The World Bank’s board of governors on Wednesday elected former Mastercard CEO Ajay Banga to a five-year term as president.
This marks the beginning of a new era in which the organization will be restructured by Mr. Banga to address global challenges such as climate change.
In late February, US President Joe Biden nominated 63-year-old Banga as the sole contender to replace departing World Bank chief David Malpass. Malpass, who is an economist and former US Treasury official that served in the Trump administration, will be succeeded by Banga, who will officially start her new job on June 2.
Biden expressed his congratulations to Banga for his “resounding approval” to lead the World Bank, which he hailed as one of the most crucial institutions for reducing poverty and promoting global prosperity.
“Ajay Banga will be a transformative leader, bringing expertise, experience, and innovation to the position of World Bank President,” Biden said. “He will help steer the institution as it evolves and expands to address global challenges that directly affect its core mission of poverty reduction — including climate change,” he said.
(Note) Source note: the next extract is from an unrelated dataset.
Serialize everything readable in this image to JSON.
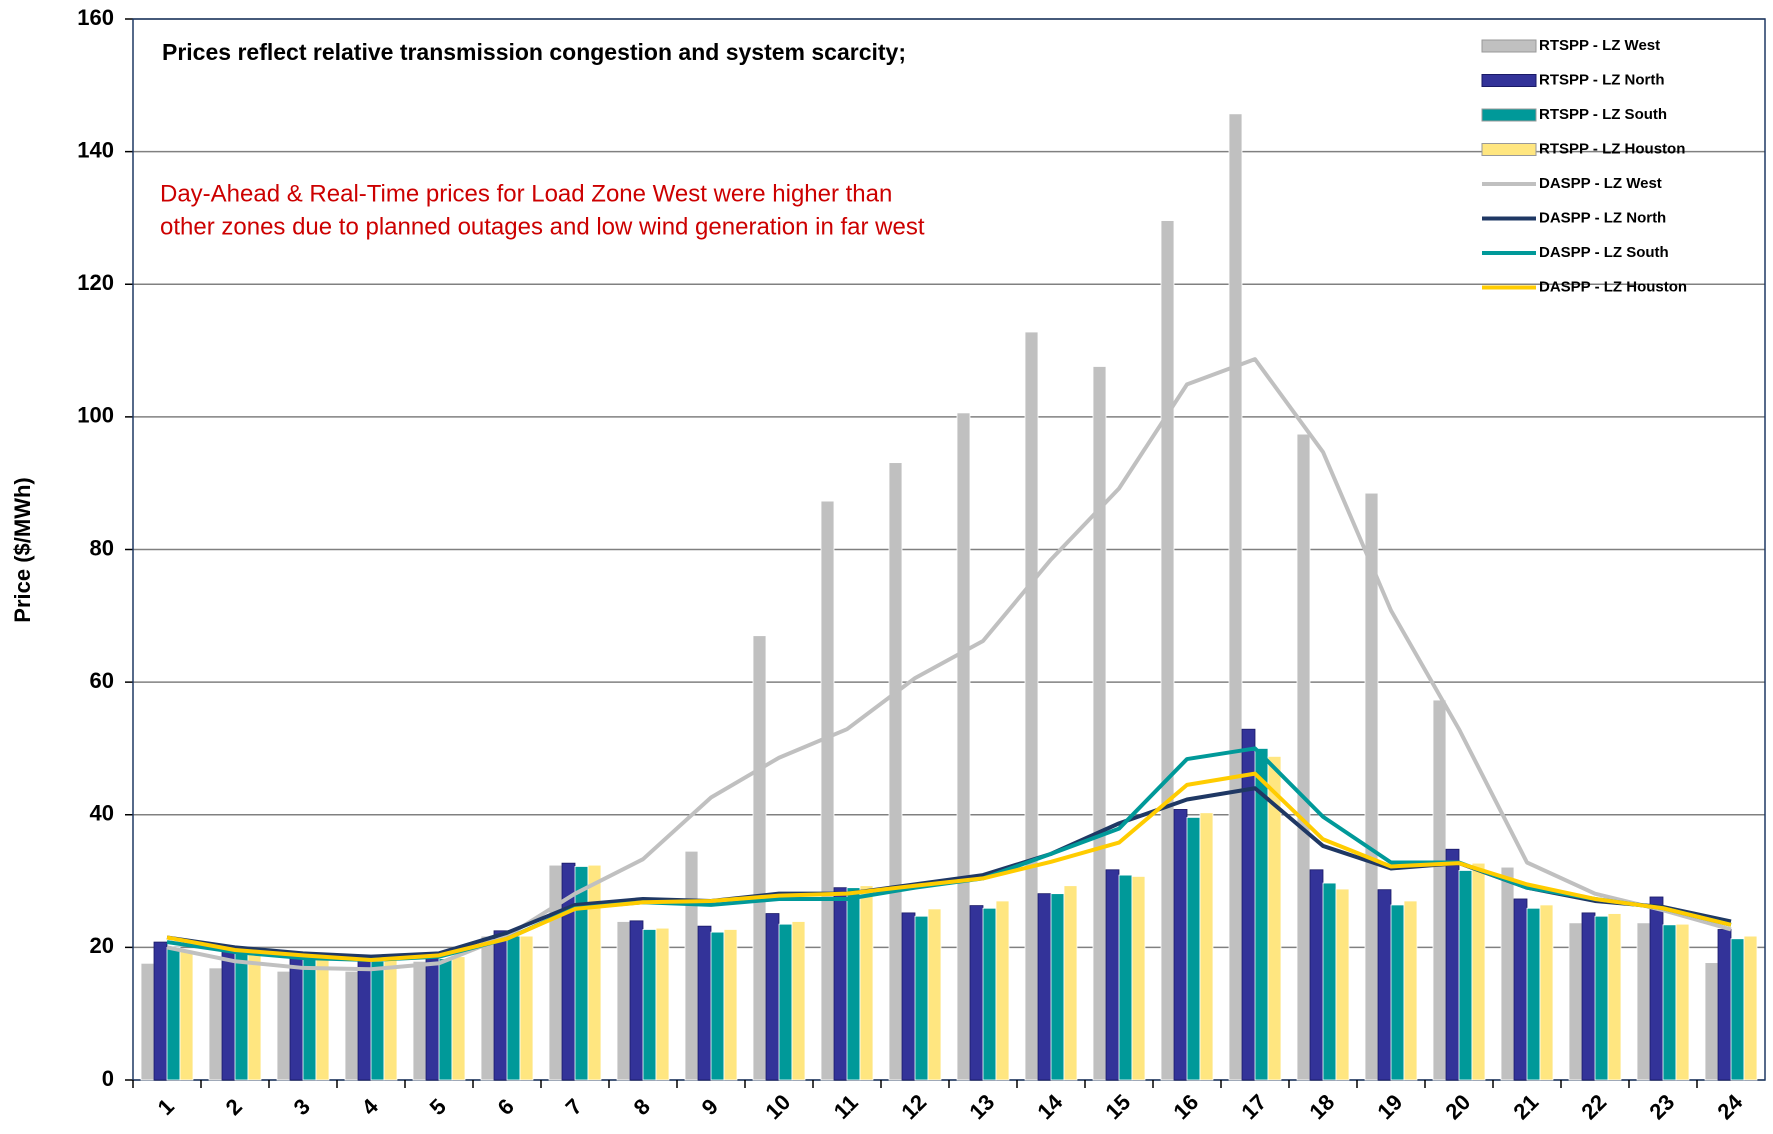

According to Treasury Secretary Janet Yellen, Banga possesses the appropriate leadership and management abilities required for the role, and he will be instrumental in implementing further reforms, such as creating collaborations between the public and private sectors as well as non-profit organizations.
“Ajay understands that the challenges we face – from combatting climate change, pandemics, and fragility to eliminating extreme poverty and promoting shared prosperity – are deeply intertwined. He has effectively built a broad global coalition around his vision for the Bank over the course of his candidacy,” Yellen said in a statement.
Since its inception at the end of World War II, the World Bank has been headed by an American, while a European has traditionally led the International Monetary Fund.
Banga, who was born in India and spent his early career there, has been a US citizen since 2007.
He has reportedly held meetings with representatives from 96 governments since his nomination. He embarked on a three-week global tour to engage with government officials, business leaders, and civil society groups, visiting eight countries and covering a total distance of 39,546 miles (63,643 km).